| DÉNATURER, verbe trans. A.− Emploi trans. 1. Changer dans sa nature, dans son apparence ou sa présentation, par une modification spontanée ou voulue; priver de son caractère naturel. (Quasi-)synon. contrefaire. a) [L'obj. désigne une réalité matérielle (un objet, une substance comestible − pour la rendre impropre à la consommation − ou non)] Dénaturer du sel, du vin. Le rapport Lilienthal faisait en plus état de la possibilité de dénaturer les matières fissiles par la présence d'isotopes les rendant impropres aux usages militaires tout en permettant leur utilisation à des fins civiles (Goldschmidt, Avent. atom.,1962, p. 66). − DR. Dénaturer son/un bien. Transformer le(s) bien(s) immobilier(s) que l'on possède, en capitaux mobiliers. Dénaturer une créance. La convertir en une créance de nature différente. b) [L'obj. désigne une entité abstr.; cf. altérer1ex. 16] Dénaturer les paroles, la pensée de qqn. Synon. défigurer, déformer, fausser, travestir. − Dénaturer un texte. Lui faire subir des modifications qui en altèrent la signification. On n'eut plus que la ressource banale de tronquer des passages pour dénaturer un texte (Chateaubr., Essai Révol.,t. 1, 1797, p. XXVI). c) [L'obj. désigne une pers., un aspect de l'être humain] Je vois Verlaine superbe, endimanché, absurde et dénaturé déjà par quelques apéritifs, arriver à ce restaurant avec Cazales (Barrès, Cahiers,t. 9, 1911-12, p. 26): 1. Le bonhomme suffoquait d'indignation et de peur. « Si on peut dire! ... si on peut dire... des menteries comme ça pour dénaturer un honnête homme! Si on peut dire! ... »

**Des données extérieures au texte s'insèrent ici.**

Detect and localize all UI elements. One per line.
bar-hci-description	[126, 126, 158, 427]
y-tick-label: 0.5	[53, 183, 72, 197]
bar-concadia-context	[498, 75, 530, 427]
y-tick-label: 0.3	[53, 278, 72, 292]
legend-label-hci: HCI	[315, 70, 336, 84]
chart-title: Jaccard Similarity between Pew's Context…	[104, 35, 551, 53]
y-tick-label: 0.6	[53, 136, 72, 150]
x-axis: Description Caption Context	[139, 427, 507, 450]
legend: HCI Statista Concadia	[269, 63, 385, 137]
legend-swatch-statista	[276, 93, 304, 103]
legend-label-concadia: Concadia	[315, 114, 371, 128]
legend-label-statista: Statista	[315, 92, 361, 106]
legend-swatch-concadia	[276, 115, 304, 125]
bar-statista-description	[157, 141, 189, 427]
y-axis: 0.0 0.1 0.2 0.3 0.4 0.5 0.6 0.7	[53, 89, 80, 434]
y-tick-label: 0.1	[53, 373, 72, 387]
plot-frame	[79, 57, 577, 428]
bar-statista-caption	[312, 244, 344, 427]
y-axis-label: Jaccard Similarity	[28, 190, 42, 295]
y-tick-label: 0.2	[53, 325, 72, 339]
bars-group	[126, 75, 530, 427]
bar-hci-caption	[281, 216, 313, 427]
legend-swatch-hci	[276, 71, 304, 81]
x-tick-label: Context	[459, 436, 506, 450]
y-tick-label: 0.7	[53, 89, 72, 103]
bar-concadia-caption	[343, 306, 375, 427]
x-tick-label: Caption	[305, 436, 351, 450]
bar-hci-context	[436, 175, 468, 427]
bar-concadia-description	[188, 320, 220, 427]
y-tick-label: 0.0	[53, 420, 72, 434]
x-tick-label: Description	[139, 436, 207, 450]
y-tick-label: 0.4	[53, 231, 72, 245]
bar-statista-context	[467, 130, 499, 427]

Maupassant, Contes et nouvelles,t. 1, La Ficelle, 1883, p. 127. 2. [Avec une idée de modification en mal] Rendre dur, méchant, dépraver (quelqu'un, quelque chose). Elle [l'autopunition inconsciente] est immorale deux fois; elle dénature la mauvaise conscience qu'elle rend, de mauvaise, méchante, tout en lui retirant sa clairvoyance de conscience morale (Mounier, Traité caract.,1946, p. 705). B.− Emploi pronom. 1. Perdre spontanément ou volontairement sa nature, ses qualités naturelles. a) Emploi à sens passif − [Le suj. désigne une réalité physique, un objet, une substance] Ces sensations se mêlent d'une manière remarquable; elles se dirigent, s'éclairent, se modifient, et peuvent même se dénaturer mutuellement (Cabanis, Rapp. phys. mor.,t. 2, 1808, p. 309). − [Le suj. désigne une entité abstr.] Par elles enfin [l'ignorance et la cupidité] se sont dénaturées les idées du « bien » et du « mal », du « juste » et de l' « injuste », du « vice » et de la « vertu » (Volney, Ruines,1791, p. 49). − [Le suj. désigne un être vivant, un aspect de l'être humain] L'homme n'a pas cessé de se dénaturer dans le tragique orgueil de condamner son frère (Hugo, Fin Satan,1885, p. 887). b) Emploi à sens réfl. Au XIVesiècle il y avait en Castille, à l'usage des « Ricos omes », une procédure particulière pour se dénaturer, c'est-à-dire pour changer de roi et de patrie (Mérimée, Portr. hist. et littér.,1870, p. 81). 2. [Avec une idée de modification en mal, le suj. désignant une pers.] Perdre ses sentiments naturels d'humanité, devenir méchant. Son cœur s'était endurci et dénaturé (Ac.1835-78).Synon. se pervertir : 2. Parmi ceux-là [les soldats qui s'endurcirent aux excès], quelques vagabonds se vengèrent de leurs maux jusque sur les personnes; au milieu de cette nature ingrate ils se dénaturèrent.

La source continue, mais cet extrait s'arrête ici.